When Ann Coulter’s book, Godless, appeared, the media obsessed about her criticism of the four widows of 9/11 victims from New Jersey. Coulter’s book, in fact, has much more to relate about a number of other issues, including education.


As Accuracy in Academia’s Julia A. Seymour notes, Coulter (in chapter 6: “The Liberal Priesthood: Spare the Rod, Spoil the Teacher”) Coulter lambastes teacher indoctrination, pay, qualifications, and crime. For example, she asserts that:


·        Teachers are “inculcating students in the precepts of the Socialist Party of America-as understood by retarded people” – citing Jay Bennish, the high school teacher caught on tape comparing Bush to Hitler and saying the U.S. is the single most violent nation on planet Earth.”


·        Numerous schools ban references to the Christian, while requiring students to participate in activities of other faiths.


·        Government-monopoly schools fail and fail, yet legislators mandate more and more of government schooling. Coulter asks,”Is student achievement inversely proportional to time spent in U.S. public schools, or is there a correlation between poor student achievement and time spent in U.S. public schools?” And, “Remember how factories in the old Soviet Union stayed open year after year even though half the products they turned out were defective? U.S. public schools have become like that….”

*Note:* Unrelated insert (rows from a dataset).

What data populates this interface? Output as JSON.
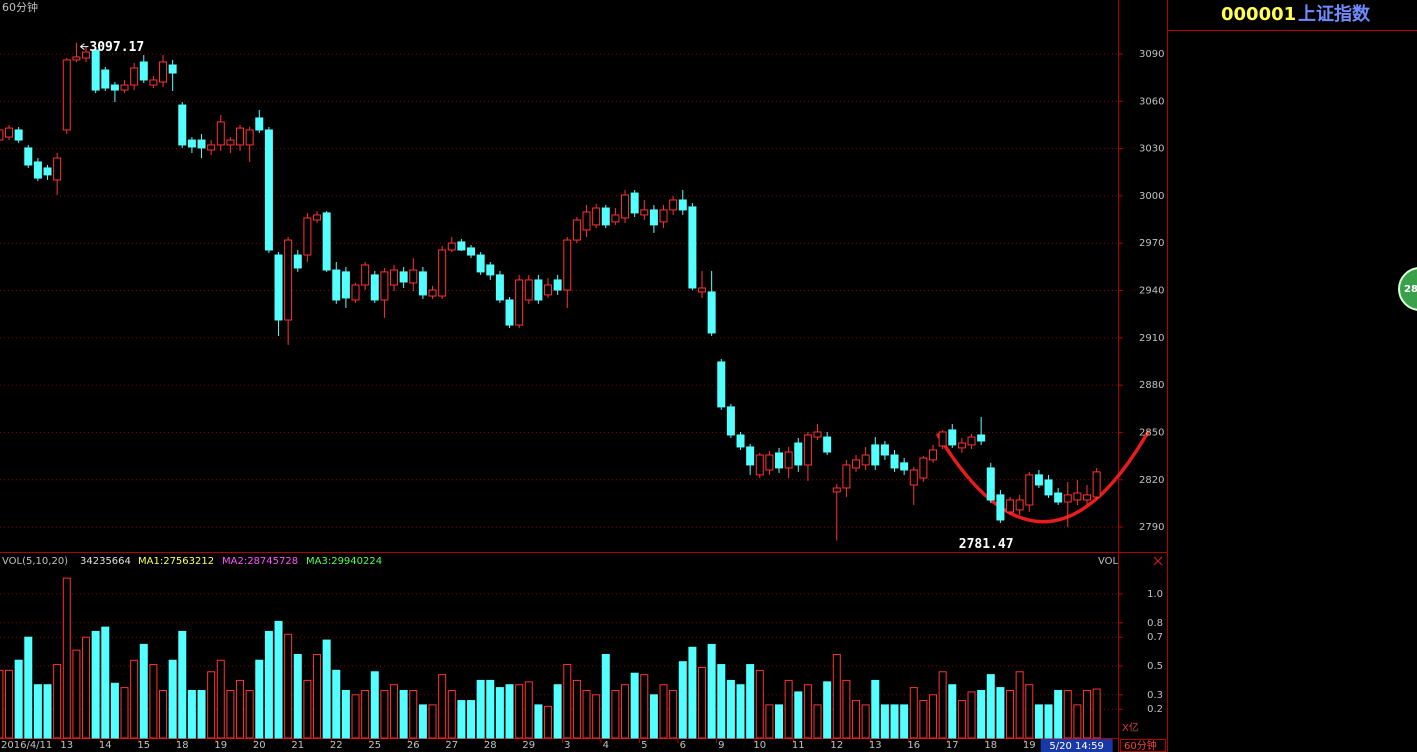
{
  "chart_data": [
    {
      "type": "candlestick",
      "title": "60分钟",
      "categories": [
        "2016/4/11",
        null,
        null,
        null,
        null,
        null,
        null,
        "13",
        null,
        null,
        null,
        "14",
        null,
        null,
        null,
        "15",
        null,
        null,
        null,
        "18",
        null,
        null,
        null,
        "19",
        null,
        null,
        null,
        "20",
        null,
        null,
        null,
        "21",
        null,
        null,
        null,
        "22",
        null,
        null,
        null,
        "25",
        null,
        null,
        null,
        "26",
        null,
        null,
        null,
        "27",
        null,
        null,
        null,
        "28",
        null,
        null,
        null,
        "29",
        null,
        null,
        null,
        "3",
        null,
        null,
        null,
        "4",
        null,
        null,
        null,
        "5",
        null,
        null,
        null,
        "6",
        null,
        null,
        null,
        "9",
        null,
        null,
        null,
        "10",
        null,
        null,
        null,
        "11",
        null,
        null,
        null,
        "12",
        null,
        null,
        null,
        "13",
        null,
        null,
        null,
        "16",
        null,
        null,
        null,
        "17",
        null,
        null,
        null,
        "18",
        null,
        null,
        null,
        "19",
        null,
        null,
        null,
        null,
        null,
        null,
        null
      ],
      "cursor_label": "5/20 14:59",
      "open": [
        3035.4,
        3037.3,
        3041.8,
        3030.4,
        3021.5,
        3017.7,
        3010.1,
        3041.8,
        3086.2,
        3087.4,
        3092.5,
        3079.8,
        3070.3,
        3067.1,
        3070.3,
        3084.9,
        3070.3,
        3072.2,
        3083.0,
        3057.6,
        3035.4,
        3035.4,
        3029.1,
        3032.3,
        3032.3,
        3032.3,
        3032.3,
        3049.4,
        3041.8,
        2962.5,
        2921.3,
        2962.5,
        2962.5,
        2984.7,
        2989.2,
        2953.0,
        2951.8,
        2934.0,
        2943.5,
        2949.9,
        2934.0,
        2943.5,
        2951.8,
        2944.8,
        2951.8,
        2936.5,
        2936.5,
        2965.7,
        2970.8,
        2967.0,
        2962.5,
        2956.2,
        2949.9,
        2934.0,
        2918.1,
        2934.0,
        2946.7,
        2937.2,
        2946.7,
        2940.3,
        2972.0,
        2978.4,
        2981.6,
        2992.3,
        2983.5,
        2986.0,
        3001.8,
        2987.9,
        2991.1,
        2983.5,
        2991.1,
        2997.4,
        2993.0,
        2939.1,
        2939.1,
        2894.7,
        2866.2,
        2848.4,
        2840.8,
        2823.1,
        2826.2,
        2837.0,
        2827.5,
        2843.3,
        2829.4,
        2847.1,
        2847.1,
        2812.3,
        2814.8,
        2827.5,
        2829.4,
        2842.1,
        2842.1,
        2835.7,
        2830.7,
        2816.7,
        2821.1,
        2832.6,
        2841.4,
        2851.6,
        2840.2,
        2842.1,
        2848.4,
        2827.5,
        2810.4,
        2799.6,
        2800.9,
        2804.0,
        2823.1,
        2819.9,
        2811.6,
        2805.9,
        2807.2,
        2807.2,
        2809.1
      ],
      "high": [
        3043.7,
        3045.0,
        3043.7,
        3032.3,
        3024.0,
        3019.6,
        3027.2,
        3087.4,
        3097.17,
        3094.4,
        3094.4,
        3081.7,
        3072.2,
        3073.5,
        3084.3,
        3089.3,
        3076.0,
        3089.3,
        3086.2,
        3059.5,
        3037.3,
        3039.2,
        3035.4,
        3051.3,
        3037.3,
        3045.0,
        3043.7,
        3054.5,
        3043.7,
        2964.4,
        2974.0,
        2965.7,
        2989.2,
        2990.4,
        2990.4,
        2958.1,
        2954.9,
        2944.8,
        2958.1,
        2952.4,
        2954.3,
        2956.2,
        2954.9,
        2960.6,
        2954.9,
        2942.9,
        2968.2,
        2974.0,
        2972.7,
        2968.9,
        2964.4,
        2958.1,
        2952.4,
        2935.9,
        2949.9,
        2949.9,
        2949.9,
        2947.9,
        2949.9,
        2974.0,
        2986.6,
        2994.2,
        2994.9,
        2994.2,
        2992.3,
        3003.7,
        3003.7,
        2997.4,
        2994.2,
        2994.2,
        2999.9,
        3003.7,
        2995.5,
        2952.4,
        2952.4,
        2896.6,
        2868.1,
        2850.3,
        2842.7,
        2837.0,
        2838.3,
        2840.2,
        2840.8,
        2846.5,
        2850.3,
        2855.4,
        2850.3,
        2817.3,
        2832.6,
        2835.7,
        2840.8,
        2847.1,
        2844.6,
        2838.9,
        2833.8,
        2828.1,
        2835.1,
        2842.1,
        2851.6,
        2855.4,
        2846.5,
        2849.0,
        2859.8,
        2830.7,
        2813.5,
        2809.1,
        2810.4,
        2825.0,
        2826.2,
        2823.1,
        2814.8,
        2818.6,
        2819.9,
        2816.7,
        2827.5
      ],
      "low": [
        3033.5,
        3035.4,
        3033.5,
        3017.7,
        3009.4,
        3010.1,
        3000.6,
        3039.2,
        3084.9,
        3084.9,
        3065.2,
        3066.5,
        3059.5,
        3065.2,
        3067.1,
        3071.6,
        3068.4,
        3069.0,
        3066.5,
        3030.4,
        3027.2,
        3024.0,
        3025.9,
        3028.5,
        3027.2,
        3028.5,
        3021.5,
        3039.9,
        2963.8,
        2911.2,
        2905.5,
        2951.8,
        2958.1,
        2982.8,
        2951.8,
        2931.5,
        2928.9,
        2932.1,
        2940.3,
        2932.1,
        2922.6,
        2939.7,
        2941.6,
        2939.7,
        2934.6,
        2934.6,
        2934.6,
        2964.4,
        2965.1,
        2960.6,
        2949.9,
        2946.7,
        2932.1,
        2916.2,
        2916.2,
        2931.5,
        2931.5,
        2935.3,
        2937.2,
        2928.9,
        2970.1,
        2974.0,
        2979.6,
        2979.6,
        2981.6,
        2982.8,
        2986.6,
        2984.7,
        2976.5,
        2979.6,
        2987.9,
        2987.9,
        2940.3,
        2935.3,
        2911.2,
        2864.3,
        2846.5,
        2838.9,
        2823.1,
        2821.1,
        2823.1,
        2824.3,
        2821.1,
        2825.0,
        2819.2,
        2845.2,
        2835.7,
        2781.47,
        2809.1,
        2825.0,
        2826.2,
        2826.2,
        2832.6,
        2825.0,
        2823.1,
        2804.0,
        2818.6,
        2830.7,
        2839.5,
        2840.2,
        2837.0,
        2839.5,
        2842.1,
        2805.3,
        2792.6,
        2797.7,
        2797.7,
        2799.6,
        2814.8,
        2808.5,
        2804.0,
        2790.1,
        2804.0,
        2804.0,
        2807.2
      ],
      "close": [
        3041.8,
        3043.0,
        3035.4,
        3019.6,
        3011.3,
        3013.3,
        3024.0,
        3086.2,
        3088.1,
        3091.2,
        3067.1,
        3068.4,
        3067.1,
        3070.3,
        3081.1,
        3073.5,
        3073.5,
        3084.9,
        3077.9,
        3032.3,
        3031.0,
        3030.4,
        3032.3,
        3046.9,
        3035.4,
        3043.0,
        3041.8,
        3041.8,
        2965.7,
        2921.3,
        2972.0,
        2954.3,
        2986.0,
        2987.9,
        2953.0,
        2934.0,
        2935.3,
        2943.5,
        2956.2,
        2934.0,
        2951.8,
        2953.0,
        2945.4,
        2953.0,
        2937.2,
        2940.3,
        2965.7,
        2970.1,
        2965.7,
        2962.5,
        2951.8,
        2949.9,
        2934.0,
        2918.1,
        2946.7,
        2946.7,
        2934.0,
        2943.5,
        2940.3,
        2972.0,
        2984.7,
        2989.8,
        2992.3,
        2981.6,
        2987.9,
        3000.6,
        2989.2,
        2991.1,
        2981.6,
        2991.1,
        2997.4,
        2991.1,
        2941.6,
        2941.6,
        2913.1,
        2866.2,
        2848.4,
        2840.8,
        2829.4,
        2835.7,
        2835.7,
        2827.5,
        2837.6,
        2829.4,
        2848.4,
        2850.3,
        2837.6,
        2814.8,
        2829.4,
        2832.6,
        2835.7,
        2829.4,
        2835.7,
        2827.5,
        2826.2,
        2826.2,
        2833.8,
        2838.9,
        2850.3,
        2842.1,
        2843.3,
        2847.1,
        2844.6,
        2807.2,
        2794.5,
        2807.2,
        2807.2,
        2823.1,
        2816.7,
        2810.4,
        2805.9,
        2810.4,
        2811.6,
        2810.4,
        2825.0
      ],
      "up_color": "#ff3232",
      "down_color": "#54ffff",
      "ylim": [
        2774.2,
        3124.2
      ],
      "yticks": [
        2790,
        2820,
        2850,
        2880,
        2910,
        2940,
        2970,
        3000,
        3030,
        3060,
        3090
      ],
      "grid": true,
      "high_label_index": 8,
      "low_label_index": 87
    },
    {
      "type": "bar",
      "title": "VOL(5,10,20)",
      "axis_label": "VOL",
      "unit_label": "X亿",
      "current": 34235664,
      "legend": [
        {
          "text": "MA1:27563212",
          "color": "#ffff54"
        },
        {
          "text": "MA2:28745728",
          "color": "#ff54ff"
        },
        {
          "text": "MA3:29940224",
          "color": "#54ff54"
        }
      ],
      "values": [
        0.47,
        0.47,
        0.54,
        0.7,
        0.37,
        0.37,
        0.51,
        1.11,
        0.61,
        0.7,
        0.74,
        0.77,
        0.38,
        0.35,
        0.54,
        0.65,
        0.51,
        0.33,
        0.54,
        0.74,
        0.33,
        0.33,
        0.46,
        0.54,
        0.33,
        0.4,
        0.33,
        0.54,
        0.74,
        0.81,
        0.72,
        0.58,
        0.4,
        0.58,
        0.68,
        0.47,
        0.33,
        0.3,
        0.33,
        0.46,
        0.33,
        0.37,
        0.33,
        0.33,
        0.23,
        0.23,
        0.44,
        0.33,
        0.26,
        0.26,
        0.4,
        0.4,
        0.35,
        0.37,
        0.37,
        0.39,
        0.23,
        0.22,
        0.37,
        0.51,
        0.4,
        0.33,
        0.3,
        0.58,
        0.33,
        0.37,
        0.45,
        0.44,
        0.3,
        0.37,
        0.33,
        0.53,
        0.63,
        0.49,
        0.65,
        0.51,
        0.4,
        0.37,
        0.51,
        0.47,
        0.23,
        0.23,
        0.4,
        0.32,
        0.37,
        0.23,
        0.39,
        0.58,
        0.4,
        0.26,
        0.23,
        0.4,
        0.23,
        0.23,
        0.23,
        0.35,
        0.26,
        0.3,
        0.46,
        0.37,
        0.26,
        0.32,
        0.33,
        0.44,
        0.35,
        0.33,
        0.46,
        0.37,
        0.23,
        0.23,
        0.33,
        0.33,
        0.23,
        0.33,
        0.34
      ],
      "ylim": [
        0,
        1.25
      ],
      "yticks": [
        0.2,
        0.3,
        0.5,
        0.7,
        0.8,
        {
          "value": 1,
          "label": "1.0"
        }
      ],
      "grid": true,
      "period_tab": "60分钟"
    }
  ],
  "quote": {
    "code": "000001",
    "name": "上证指数",
    "badge": "28"
  }
}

·        Re the constant refrain that teachers are underpaid: “Weekly pay for teachers in 2001 was about the same…as for accountants, biological…scientists, registered nurses, and editors…, while teachers earned significantly more than social workers and artists.” Teachers also get considerable time off from work – thus “it appears that the only people who get better compensation than teachers for nine months’ work are professional baseball players.” In addition, teachers receive “more generous pensions than other professional workers” and have “absolute job security.”


·        There are many criminals in the ranks of teachers. “In addition to grand theft, disorderly conduct, weapons charges, and attempted murder, there were also 180 claims of sexual abuse by New York City public school teachers in 2005-all before May,” writes Coulter. She cites data estimating “that between 1991-2000, roughly 290,000 students were subjected to physical sexual abuse by teachers or other school personnel.”


·        Concerning those who enter the teaching profession: Those who major in education score lower on the SAT and ACT than other students, and the lower the quality of the undergraduate college a student attends, the more likely he or she will enter the teaching profession.


Coulter’s prescription? “Less unionization and more competition.” Moreover, she exhorts conservative women to enter teaching in order to truly have an effect on society.


Godless addresses serious issues and proposes serious solutions. It does not deserve to be dismissed as mere vitriol.